In every state except Louisiana and Montana, it is already legal for concealed-carry permit holders to take their firearms into restaurants that serve alcohol (Montana allows only open carry in restaurants serving alcohol). Only 16 states - Arkansas, California, Florida, Illinois, Kentucky, Louisiana, Michigan, Mississippi, Montana, Nebraska, New Mexico, North Dakota, South Dakota, Oklahoma (to an extent), Texas, and Wyoming - explicitly prohibit people who are carrying from entering bars (the state of Indiana requires visitors to abide by the rules of their home state). Where are the stories of Doc Holliday and Wyatt Earp?

But here's the most ludicrous claim Dionne makes:

And law and order goes out the window. As Niraj Chokshi noted in The Post, this statute gets rid of state requirements that firearms dealers maintain records of sales and purchases. Databases on license holders that span multiple jurisdictions are banned. Those who commit gun crimes must be chuckling, "Can you find me now?"

Cooke with the right hook:

Suffice it to say that the idea that "those who commit gun crimes" are filling in sales forms, undergoing federal and state background checks, and applying for concealed-carry licenses is risible. Nevertheless, like almost every other outlet that has addressed this issue, Dionne deliberately failed to inform his audience that the federal government will continue to record all sales and purchases - as it has done since 1968. Here, Georgia is merely removing the second layer of records, thus bringing itself into line with 31 other states.

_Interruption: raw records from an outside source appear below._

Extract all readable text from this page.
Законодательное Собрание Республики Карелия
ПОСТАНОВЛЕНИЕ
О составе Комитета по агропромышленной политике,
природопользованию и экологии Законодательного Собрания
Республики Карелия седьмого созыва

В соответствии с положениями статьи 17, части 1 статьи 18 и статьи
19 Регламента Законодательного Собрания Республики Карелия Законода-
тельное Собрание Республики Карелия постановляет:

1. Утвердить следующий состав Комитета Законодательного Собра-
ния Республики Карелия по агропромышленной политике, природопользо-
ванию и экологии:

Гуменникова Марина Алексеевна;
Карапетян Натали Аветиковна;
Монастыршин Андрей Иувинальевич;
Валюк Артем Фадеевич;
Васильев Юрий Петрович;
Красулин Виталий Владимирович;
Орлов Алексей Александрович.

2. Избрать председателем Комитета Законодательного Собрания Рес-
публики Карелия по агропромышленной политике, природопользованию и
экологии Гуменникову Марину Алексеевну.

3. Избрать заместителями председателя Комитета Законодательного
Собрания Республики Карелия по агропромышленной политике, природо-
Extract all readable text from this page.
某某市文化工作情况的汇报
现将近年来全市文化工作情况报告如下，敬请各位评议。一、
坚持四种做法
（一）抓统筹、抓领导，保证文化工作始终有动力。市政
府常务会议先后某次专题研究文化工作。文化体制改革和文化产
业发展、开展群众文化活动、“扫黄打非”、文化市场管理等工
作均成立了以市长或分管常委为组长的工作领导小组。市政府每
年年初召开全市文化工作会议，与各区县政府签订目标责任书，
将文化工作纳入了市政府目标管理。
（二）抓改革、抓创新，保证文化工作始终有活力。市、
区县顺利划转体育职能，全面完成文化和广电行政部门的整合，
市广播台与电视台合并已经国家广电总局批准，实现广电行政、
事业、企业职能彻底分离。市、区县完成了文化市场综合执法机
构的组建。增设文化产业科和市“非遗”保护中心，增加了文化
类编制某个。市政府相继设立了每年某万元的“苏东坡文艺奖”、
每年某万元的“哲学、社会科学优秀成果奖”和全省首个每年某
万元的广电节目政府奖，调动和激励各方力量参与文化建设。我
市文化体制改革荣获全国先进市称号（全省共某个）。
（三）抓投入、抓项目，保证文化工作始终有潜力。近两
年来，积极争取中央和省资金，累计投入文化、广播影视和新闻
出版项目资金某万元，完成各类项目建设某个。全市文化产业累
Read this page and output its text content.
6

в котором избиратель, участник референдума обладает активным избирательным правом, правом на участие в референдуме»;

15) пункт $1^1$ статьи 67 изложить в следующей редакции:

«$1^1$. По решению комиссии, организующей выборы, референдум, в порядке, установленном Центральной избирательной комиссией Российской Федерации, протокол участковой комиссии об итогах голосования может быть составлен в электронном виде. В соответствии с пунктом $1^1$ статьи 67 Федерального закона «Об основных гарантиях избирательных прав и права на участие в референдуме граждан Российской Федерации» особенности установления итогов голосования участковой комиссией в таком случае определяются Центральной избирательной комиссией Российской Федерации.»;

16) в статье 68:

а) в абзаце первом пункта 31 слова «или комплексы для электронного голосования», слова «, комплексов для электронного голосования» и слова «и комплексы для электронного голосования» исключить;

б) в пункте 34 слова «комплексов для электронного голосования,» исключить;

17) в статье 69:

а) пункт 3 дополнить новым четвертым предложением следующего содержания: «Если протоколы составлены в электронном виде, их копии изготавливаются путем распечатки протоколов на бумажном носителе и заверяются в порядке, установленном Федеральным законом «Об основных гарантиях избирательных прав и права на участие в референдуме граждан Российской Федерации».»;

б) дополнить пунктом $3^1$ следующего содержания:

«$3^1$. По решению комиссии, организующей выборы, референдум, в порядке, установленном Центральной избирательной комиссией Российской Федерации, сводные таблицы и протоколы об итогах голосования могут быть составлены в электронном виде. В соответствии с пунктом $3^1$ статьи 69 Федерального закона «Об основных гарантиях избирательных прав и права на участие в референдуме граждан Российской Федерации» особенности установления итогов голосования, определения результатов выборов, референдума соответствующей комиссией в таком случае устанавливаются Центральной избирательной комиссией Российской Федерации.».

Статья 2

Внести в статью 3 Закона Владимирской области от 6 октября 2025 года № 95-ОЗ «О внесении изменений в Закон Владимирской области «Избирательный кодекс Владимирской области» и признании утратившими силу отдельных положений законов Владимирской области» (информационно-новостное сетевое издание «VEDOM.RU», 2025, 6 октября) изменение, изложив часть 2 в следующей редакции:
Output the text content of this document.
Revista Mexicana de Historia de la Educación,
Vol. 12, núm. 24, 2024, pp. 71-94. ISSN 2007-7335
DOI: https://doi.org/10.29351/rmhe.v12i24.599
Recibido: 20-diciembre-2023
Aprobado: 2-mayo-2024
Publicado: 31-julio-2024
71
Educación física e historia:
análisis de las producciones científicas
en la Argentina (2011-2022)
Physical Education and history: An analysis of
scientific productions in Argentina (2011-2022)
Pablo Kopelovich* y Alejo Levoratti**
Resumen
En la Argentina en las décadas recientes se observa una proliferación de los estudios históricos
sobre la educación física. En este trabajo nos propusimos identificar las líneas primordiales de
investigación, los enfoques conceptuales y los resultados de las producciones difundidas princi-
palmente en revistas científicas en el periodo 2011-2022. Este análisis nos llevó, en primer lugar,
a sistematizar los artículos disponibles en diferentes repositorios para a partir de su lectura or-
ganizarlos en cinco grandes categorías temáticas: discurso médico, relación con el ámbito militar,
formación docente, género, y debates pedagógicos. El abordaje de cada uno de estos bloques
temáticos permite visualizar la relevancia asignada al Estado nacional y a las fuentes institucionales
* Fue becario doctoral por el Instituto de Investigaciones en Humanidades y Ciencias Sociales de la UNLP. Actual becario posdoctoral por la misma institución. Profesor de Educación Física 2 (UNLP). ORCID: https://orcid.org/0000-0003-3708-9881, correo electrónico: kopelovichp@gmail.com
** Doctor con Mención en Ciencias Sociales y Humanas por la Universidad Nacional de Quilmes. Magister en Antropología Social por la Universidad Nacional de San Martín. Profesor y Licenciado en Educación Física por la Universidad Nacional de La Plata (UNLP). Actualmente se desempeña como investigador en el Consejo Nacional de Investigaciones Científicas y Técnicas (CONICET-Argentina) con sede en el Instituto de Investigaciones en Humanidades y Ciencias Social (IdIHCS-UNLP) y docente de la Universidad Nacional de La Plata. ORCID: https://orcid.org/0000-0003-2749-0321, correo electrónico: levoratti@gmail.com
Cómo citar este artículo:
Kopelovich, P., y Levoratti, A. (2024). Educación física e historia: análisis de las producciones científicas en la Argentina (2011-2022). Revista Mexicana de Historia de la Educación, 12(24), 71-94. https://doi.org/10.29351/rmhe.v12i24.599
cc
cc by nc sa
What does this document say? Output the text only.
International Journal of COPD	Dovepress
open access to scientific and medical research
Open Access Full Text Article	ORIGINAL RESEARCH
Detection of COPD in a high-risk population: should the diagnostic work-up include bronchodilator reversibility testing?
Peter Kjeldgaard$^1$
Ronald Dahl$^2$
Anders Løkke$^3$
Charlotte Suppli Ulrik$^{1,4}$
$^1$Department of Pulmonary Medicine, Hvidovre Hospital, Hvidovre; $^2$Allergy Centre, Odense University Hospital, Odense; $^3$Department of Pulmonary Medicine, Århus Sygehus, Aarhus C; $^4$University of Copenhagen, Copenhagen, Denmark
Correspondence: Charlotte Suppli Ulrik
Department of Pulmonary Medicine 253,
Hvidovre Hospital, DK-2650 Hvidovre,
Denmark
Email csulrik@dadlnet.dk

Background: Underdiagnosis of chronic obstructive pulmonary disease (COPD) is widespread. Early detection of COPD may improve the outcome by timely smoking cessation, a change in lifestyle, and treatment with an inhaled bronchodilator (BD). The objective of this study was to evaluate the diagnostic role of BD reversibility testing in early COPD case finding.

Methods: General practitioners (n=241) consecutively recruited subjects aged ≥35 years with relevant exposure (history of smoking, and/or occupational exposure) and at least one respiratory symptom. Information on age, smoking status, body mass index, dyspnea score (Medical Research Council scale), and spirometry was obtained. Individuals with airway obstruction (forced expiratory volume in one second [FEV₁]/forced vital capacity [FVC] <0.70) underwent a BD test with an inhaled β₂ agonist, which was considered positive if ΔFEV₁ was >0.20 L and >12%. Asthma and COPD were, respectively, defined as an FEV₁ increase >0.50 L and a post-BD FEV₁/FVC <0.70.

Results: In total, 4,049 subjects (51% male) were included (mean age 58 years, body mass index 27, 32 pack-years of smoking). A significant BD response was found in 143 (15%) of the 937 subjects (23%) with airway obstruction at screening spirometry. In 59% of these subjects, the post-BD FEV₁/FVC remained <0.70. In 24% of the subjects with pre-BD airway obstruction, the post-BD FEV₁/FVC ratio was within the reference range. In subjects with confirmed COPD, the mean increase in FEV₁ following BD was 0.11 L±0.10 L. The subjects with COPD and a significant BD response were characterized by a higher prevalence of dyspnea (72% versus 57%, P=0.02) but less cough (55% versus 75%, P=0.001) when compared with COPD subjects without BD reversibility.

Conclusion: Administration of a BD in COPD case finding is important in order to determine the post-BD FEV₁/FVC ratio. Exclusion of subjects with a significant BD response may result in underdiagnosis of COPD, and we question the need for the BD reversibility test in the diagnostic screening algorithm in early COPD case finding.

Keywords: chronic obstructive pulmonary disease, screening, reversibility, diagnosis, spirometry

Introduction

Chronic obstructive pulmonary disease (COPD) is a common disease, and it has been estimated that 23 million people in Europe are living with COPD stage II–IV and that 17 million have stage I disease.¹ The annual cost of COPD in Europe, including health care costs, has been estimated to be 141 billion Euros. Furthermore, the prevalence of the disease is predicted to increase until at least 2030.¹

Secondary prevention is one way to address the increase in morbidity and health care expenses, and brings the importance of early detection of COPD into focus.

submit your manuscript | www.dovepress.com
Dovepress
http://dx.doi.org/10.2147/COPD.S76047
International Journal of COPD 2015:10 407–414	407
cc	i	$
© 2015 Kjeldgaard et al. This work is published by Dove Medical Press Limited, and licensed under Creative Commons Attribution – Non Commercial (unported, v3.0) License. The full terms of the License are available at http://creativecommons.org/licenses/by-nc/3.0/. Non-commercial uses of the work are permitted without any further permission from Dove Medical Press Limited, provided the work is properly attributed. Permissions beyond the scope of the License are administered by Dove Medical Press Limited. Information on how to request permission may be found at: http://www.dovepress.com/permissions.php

Furthermore, millions of fugitives can potentially buy firearms without raising any red flags on background checks.  This isn't due to new pro-Second Amendment laws.  It's because law enforcement doesn't bother to file the paperwork. Why? Apparently, they don't want to pursue criminals across state lines.  So, I guess Dionne has a point when he says that law and order goes out the window.  It's the police who are making it so in this case.